Kebutuhan nasional penguasaan bahasa Arab dalam masyarakat global sekarang sangat tinggi. Akan sangat ideal seandainya bahasa Arab dapat dikuasai seperti penguasaan bahasa kedua. Tetapi  ini akan bertabrakan dengan kepentingan nasional lainnya yang  lebih tinggi prioritasnya, yaitu pengembangan bahasa  Indonesia sebagai alat persatuan dan kesatuan nasional. Telah dilakukan kajian, antara lain, menjadikan bahasa asing sebagai bahasa pengantar di sekolah, tetapi tampaknya tidak dapat dilaksanakan karena berbagai kendala yang ada (Dardjowidjojo, 1998). Akan tetapi hal tersebut sangat berkebalikan dengan bahasa Arab yang dipakai sebagai bahasa pengantar perkuliahan di Ma’had ’Aly Hasyim Asy’ari Ponpes. Tebuireng. Di lembaga ini tidak ada kendala sama sekali ketika bahasa Arab dijadikan sebagai bahasa pengantar perkuliahan. Justru sangat mendukung pemahaman mahasantri, karena literatur yang digunakan kebanyakan menggunakan bahasa Arab.

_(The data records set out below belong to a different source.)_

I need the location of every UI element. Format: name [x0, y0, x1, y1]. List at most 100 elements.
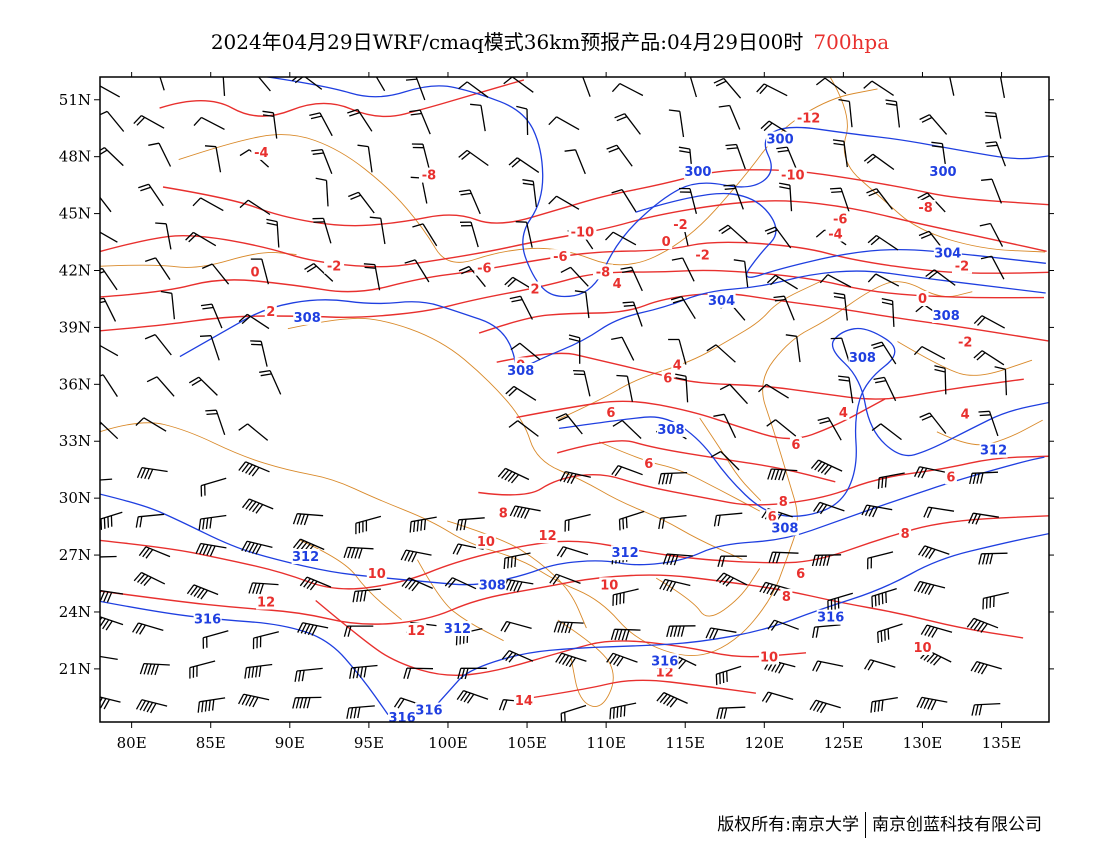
contour-label: -2: [955, 260, 969, 275]
wind-barb: [292, 696, 322, 709]
wind-barb: [347, 108, 373, 132]
wind-barb: [999, 77, 1006, 99]
wind-barb: [773, 295, 795, 321]
wind-barb: [516, 105, 529, 136]
wind-barb: [309, 112, 333, 137]
contour-label: 4: [839, 406, 848, 421]
contour-label-bg: [550, 249, 571, 265]
wind-barb: [870, 696, 898, 713]
wind-barb: [144, 334, 172, 356]
wind-barb: [670, 295, 696, 320]
wind-barb: [675, 373, 689, 403]
wind-barb: [568, 334, 581, 364]
contour-label: -6: [833, 212, 847, 227]
wind-barb: [304, 263, 334, 282]
wind-barb: [689, 77, 698, 98]
contour-label: -4: [828, 228, 842, 243]
wind-barb: [200, 303, 223, 329]
wind-barb: [100, 696, 121, 710]
lat-tick-label: 51N: [59, 91, 91, 109]
wind-barb: [266, 218, 280, 248]
lat-tick-label: 39N: [59, 318, 91, 336]
contour-label-bg: [419, 167, 439, 183]
wind-barb: [205, 409, 226, 436]
lon-tick-label: 125E: [824, 734, 864, 752]
contour-label-bg: [952, 258, 972, 274]
wind-barb: [138, 546, 171, 559]
wind-barb: [556, 546, 589, 558]
wind-barb: [812, 624, 841, 639]
contour-label-bg: [324, 258, 345, 274]
wind-barb: [201, 263, 230, 285]
wind-barb: [133, 571, 166, 587]
wind-barb: [401, 577, 433, 592]
lon-tick-label: 100E: [428, 734, 468, 752]
contour-label-bg: [650, 653, 679, 669]
contour-label-bg: [474, 260, 495, 276]
wind-barb: [881, 297, 895, 327]
wind-barb: [668, 109, 685, 138]
border-line: [556, 281, 821, 421]
wind-barb: [508, 420, 539, 437]
wind-barb: [981, 178, 1003, 204]
wind-barb: [611, 83, 644, 97]
contour-label-bg: [766, 131, 795, 147]
contour-label: 12: [656, 666, 674, 681]
wind-barb: [785, 334, 801, 363]
wind-barb: [548, 195, 580, 210]
wind-barb: [501, 650, 534, 663]
wind-barb: [611, 188, 637, 212]
wind-barb: [830, 337, 851, 364]
wind-barb: [315, 177, 329, 207]
wind-barb: [713, 77, 742, 99]
contour-label-bg: [642, 456, 655, 471]
border-line: [100, 252, 297, 268]
wind-barb: [611, 464, 643, 477]
wind-barb: [238, 461, 270, 477]
contour-label: 300: [929, 165, 956, 180]
wind-barb: [357, 144, 373, 173]
wind-barb: [188, 376, 218, 396]
wind-barb: [733, 259, 749, 288]
wind-barb: [135, 513, 165, 528]
wind-barb: [510, 342, 541, 361]
contour-label-bg: [293, 309, 322, 325]
wind-barb: [343, 625, 374, 637]
contour-label: 8: [779, 495, 788, 510]
contour-label: 308: [771, 522, 798, 537]
border-line: [829, 77, 1046, 253]
wind-barb: [186, 584, 219, 600]
wind-barb: [871, 423, 902, 441]
wind-barb: [500, 620, 532, 633]
wind-barb: [458, 265, 486, 288]
wind-barb: [919, 412, 947, 434]
contour-label-bg: [654, 664, 675, 680]
wind-barb: [144, 257, 171, 280]
wind-barb: [723, 184, 744, 210]
contour-label: -6: [477, 262, 491, 277]
wind-barb: [612, 419, 642, 439]
wind-barb: [100, 655, 118, 661]
wind-barb: [515, 221, 533, 248]
geopotential-line: [179, 270, 1046, 376]
wind-barb: [666, 625, 696, 638]
wind-barb: [618, 510, 645, 531]
wind-barb: [259, 369, 282, 395]
wind-barb: [813, 501, 845, 515]
isotherm-line: [100, 200, 1047, 268]
contour-label: 12: [539, 529, 557, 544]
contour-label: 4: [961, 408, 970, 423]
wind-barb: [160, 290, 176, 320]
wind-barb: [355, 515, 382, 535]
wind-barb: [292, 513, 324, 526]
copyright-owner: 版权所有:南京大学: [717, 815, 859, 835]
contour-label: 312: [612, 546, 639, 561]
wind-barb: [768, 551, 799, 564]
wind-barb: [611, 336, 635, 361]
contour-label: -8: [422, 169, 436, 184]
wind-barb: [369, 216, 386, 245]
wind-barb: [832, 139, 848, 168]
contour-label-bg: [707, 292, 736, 308]
wind-barb: [459, 221, 479, 248]
wind-barb: [668, 338, 687, 365]
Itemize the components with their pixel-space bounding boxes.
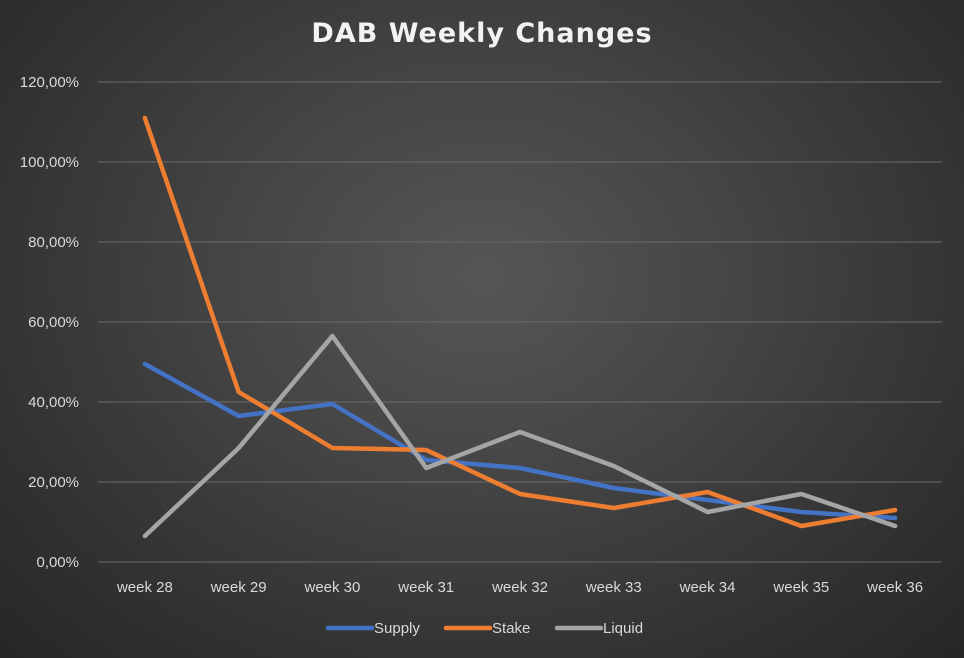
y-tick-label: 80,00%: [28, 234, 79, 251]
y-tick-label: 120,00%: [20, 74, 79, 91]
x-tick-label: week 31: [397, 579, 454, 596]
x-tick-label: week 30: [304, 579, 361, 596]
y-tick-label: 100,00%: [20, 154, 79, 171]
x-tick-label: week 29: [210, 579, 267, 596]
series-line-liquid: [142, 333, 898, 539]
chart-title: DAB Weekly Changes: [311, 18, 653, 49]
legend-label-stake: Stake: [492, 620, 530, 637]
legend-label-liquid: Liquid: [603, 620, 643, 637]
x-tick-label: week 35: [772, 579, 829, 596]
x-tick-label: week 34: [679, 579, 736, 596]
y-tick-label: 60,00%: [28, 314, 79, 331]
y-tick-label: 20,00%: [28, 474, 79, 491]
y-tick-label: 40,00%: [28, 394, 79, 411]
x-tick-label: week 28: [116, 579, 173, 596]
legend-label-supply: Supply: [374, 620, 420, 637]
gridlines: [98, 81, 942, 563]
x-tick-label: week 32: [491, 579, 548, 596]
y-tick-label: 0,00%: [36, 554, 79, 571]
x-tick-label: week 36: [866, 579, 923, 596]
x-tick-label: week 33: [585, 579, 642, 596]
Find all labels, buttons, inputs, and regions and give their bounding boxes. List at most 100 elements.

Menghadapi gagasan modernisasi tersebut, respon dunia pendidikan Ma’had ‘Aly tampak terbelah. Sebagian Ma’had ‘Aly menolak materi dari pemerintah, materi umum, karena dianggap bakal mengancam eksistensi pendidikan khas Ma’had Aly. Khas lain lebih menerapkan ”kebijakan hati-hati” (cauntinous policy), tetapi sebagian besar Ma’had ‘Aly memberikan respon adaptif dengan mengadopsi sistem perkuliahan (baik berbentuk materi agama maupun umum) meskipun sebagai konsekuensi logis melepaskan bagian esensial dari fungsi tradisional mereka sebagai lembaga perguruan tinggi yang melakukan transfer ilmu-ilmu agama (tafaqquh fi al din) dan nilai-nilai agama islam (islamic values) (M. Sulthan Masyhudi dkk, 2003:iii-iv).
Berdasar pemikiran diatas, maka perlu dicarikan sebuah terobosan baru yang sistematis sebagai sebuah solusi baru untuk menghasilkan konsep yang mengakar pada basis epistemologis yang kuat untuk pesantren terutama di Ma’had ‘Aly dalam pengembangan kurikulum pengajaran bahasa Arab, sehingga lulusan Ma’had ‘Aly benar-benar bisa menjawab tantangan zaman dan mampu memenuhi kebutuhan ummat. Oleh karena itu, penulis percaya bahwa penelitian mengenai impelementasi pembelajaran berbahasa Arab ini perlu dilakukan. Dan dari sinilah pentingnya dibentuk lembaga yang secara khusus intens mempersiapkan kader-kader ulama yang memiliki integritas ilmiah, amaliah dan khuluqiyah yang mumpuni.